If we get rid of preproduction peer review, can we still trust published research to the same degree? What if you’re an outsider to a particular field, and don’t know how to evaluate a piece of research critically – shouldn’t reviewers do that job for us? Well, here’s the thing: for high-end research at the forefront of importance, there’s no doubt that peer review will still take place. So anyone who wants that additional level of editorial guarantee should have no problem finding it. And for “low-end” research at the bottom of the stack, I have bad news for you if you thought that the current peer review system in place there is acting as any kind of quality control at all. It’s not. 

So there’s little lost here, honestly, except perhaps in the middle. I’ll have to think about that. But this seems like an eminently fixable problem. Math and Physics have certainly worked it out. I’m not sure what’s so special about the life sciences that we can’t too. 

  1. The Matthew Effect

The last question they address, which is a real one, I’m honestly not sure about: the natural tendency of the world, in many ways including this one, is for the rich to get richer. The big scientists get bigger. The cited labs get cited even more.
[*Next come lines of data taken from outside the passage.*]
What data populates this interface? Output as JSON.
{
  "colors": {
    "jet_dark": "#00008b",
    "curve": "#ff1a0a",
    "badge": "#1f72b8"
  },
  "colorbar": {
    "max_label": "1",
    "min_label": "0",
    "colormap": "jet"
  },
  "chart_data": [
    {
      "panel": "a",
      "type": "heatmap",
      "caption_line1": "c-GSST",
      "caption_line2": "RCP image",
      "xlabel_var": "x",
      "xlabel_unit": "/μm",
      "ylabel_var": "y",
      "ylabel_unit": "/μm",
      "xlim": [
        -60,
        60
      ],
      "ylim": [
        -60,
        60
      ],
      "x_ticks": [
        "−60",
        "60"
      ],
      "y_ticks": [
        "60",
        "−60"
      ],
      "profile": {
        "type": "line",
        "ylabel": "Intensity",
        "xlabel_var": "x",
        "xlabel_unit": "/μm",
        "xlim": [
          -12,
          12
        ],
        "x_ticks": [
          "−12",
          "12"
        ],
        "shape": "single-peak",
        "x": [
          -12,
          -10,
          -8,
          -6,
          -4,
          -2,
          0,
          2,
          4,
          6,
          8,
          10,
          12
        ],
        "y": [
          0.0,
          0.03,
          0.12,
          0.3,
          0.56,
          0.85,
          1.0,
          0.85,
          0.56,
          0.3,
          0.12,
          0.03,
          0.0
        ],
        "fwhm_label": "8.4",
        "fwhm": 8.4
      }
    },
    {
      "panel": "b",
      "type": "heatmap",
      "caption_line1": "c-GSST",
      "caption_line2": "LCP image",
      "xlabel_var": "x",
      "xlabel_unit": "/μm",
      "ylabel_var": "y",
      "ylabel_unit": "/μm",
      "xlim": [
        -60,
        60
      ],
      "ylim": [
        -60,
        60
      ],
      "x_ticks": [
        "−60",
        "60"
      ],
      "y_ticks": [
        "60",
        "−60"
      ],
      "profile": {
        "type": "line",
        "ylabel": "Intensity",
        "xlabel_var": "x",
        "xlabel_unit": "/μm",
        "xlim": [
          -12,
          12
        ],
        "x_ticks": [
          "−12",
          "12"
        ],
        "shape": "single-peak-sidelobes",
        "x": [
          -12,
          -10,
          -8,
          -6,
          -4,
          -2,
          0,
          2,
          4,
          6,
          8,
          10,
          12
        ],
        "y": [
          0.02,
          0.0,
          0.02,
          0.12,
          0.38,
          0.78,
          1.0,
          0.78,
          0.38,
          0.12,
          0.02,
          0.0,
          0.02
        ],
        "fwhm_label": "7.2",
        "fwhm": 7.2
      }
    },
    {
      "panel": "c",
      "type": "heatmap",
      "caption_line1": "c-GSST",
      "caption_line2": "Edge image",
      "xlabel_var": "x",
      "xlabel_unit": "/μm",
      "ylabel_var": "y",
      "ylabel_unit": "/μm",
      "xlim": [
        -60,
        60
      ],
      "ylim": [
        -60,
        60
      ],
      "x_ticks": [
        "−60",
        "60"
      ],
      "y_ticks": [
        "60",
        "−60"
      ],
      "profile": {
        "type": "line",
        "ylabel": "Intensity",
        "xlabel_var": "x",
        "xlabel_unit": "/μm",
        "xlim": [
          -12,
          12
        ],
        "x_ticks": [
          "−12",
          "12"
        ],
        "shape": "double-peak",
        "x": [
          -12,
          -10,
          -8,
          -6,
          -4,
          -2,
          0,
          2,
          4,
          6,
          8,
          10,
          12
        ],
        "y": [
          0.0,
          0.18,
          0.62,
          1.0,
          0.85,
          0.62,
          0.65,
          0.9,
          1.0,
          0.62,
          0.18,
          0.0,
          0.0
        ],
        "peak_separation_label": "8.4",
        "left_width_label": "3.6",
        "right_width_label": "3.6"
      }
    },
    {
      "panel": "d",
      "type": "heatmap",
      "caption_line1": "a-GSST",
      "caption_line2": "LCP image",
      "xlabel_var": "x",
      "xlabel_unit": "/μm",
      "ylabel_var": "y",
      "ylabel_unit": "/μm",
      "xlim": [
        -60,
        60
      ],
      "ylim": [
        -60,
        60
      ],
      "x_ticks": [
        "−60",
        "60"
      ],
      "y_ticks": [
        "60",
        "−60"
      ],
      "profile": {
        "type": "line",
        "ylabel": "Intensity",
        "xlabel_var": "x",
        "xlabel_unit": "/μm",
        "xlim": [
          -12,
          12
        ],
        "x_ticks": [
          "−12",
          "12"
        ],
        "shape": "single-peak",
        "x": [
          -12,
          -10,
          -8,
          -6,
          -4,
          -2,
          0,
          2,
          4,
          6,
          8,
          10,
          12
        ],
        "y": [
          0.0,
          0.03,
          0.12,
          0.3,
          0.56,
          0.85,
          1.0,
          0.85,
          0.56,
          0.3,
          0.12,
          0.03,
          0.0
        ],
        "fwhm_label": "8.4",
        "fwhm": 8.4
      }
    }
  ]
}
Shouldn’t we just expect this to happen even more? Maybe. But I kinda doubt it. Peer reviewers are probably the most susceptible to grading quality of research according to the quality of the name submitting it. There’s certainly no reason to believe they’re better than average, if we’re being honest. I’d rather get rid of the gatekeeper and see what happens, than preserve the gatekeeping in the name of some sort of measured promotion that probably just mimics the Matthew Effect anyway. So I think this is a wash at worst, and probably a net win. 

At the end of the day, I think this is the right move, and it would be a net win for science if we could pull this off. I’m not sure if we’ll succeed, but I can’t picture a better opportunity to try.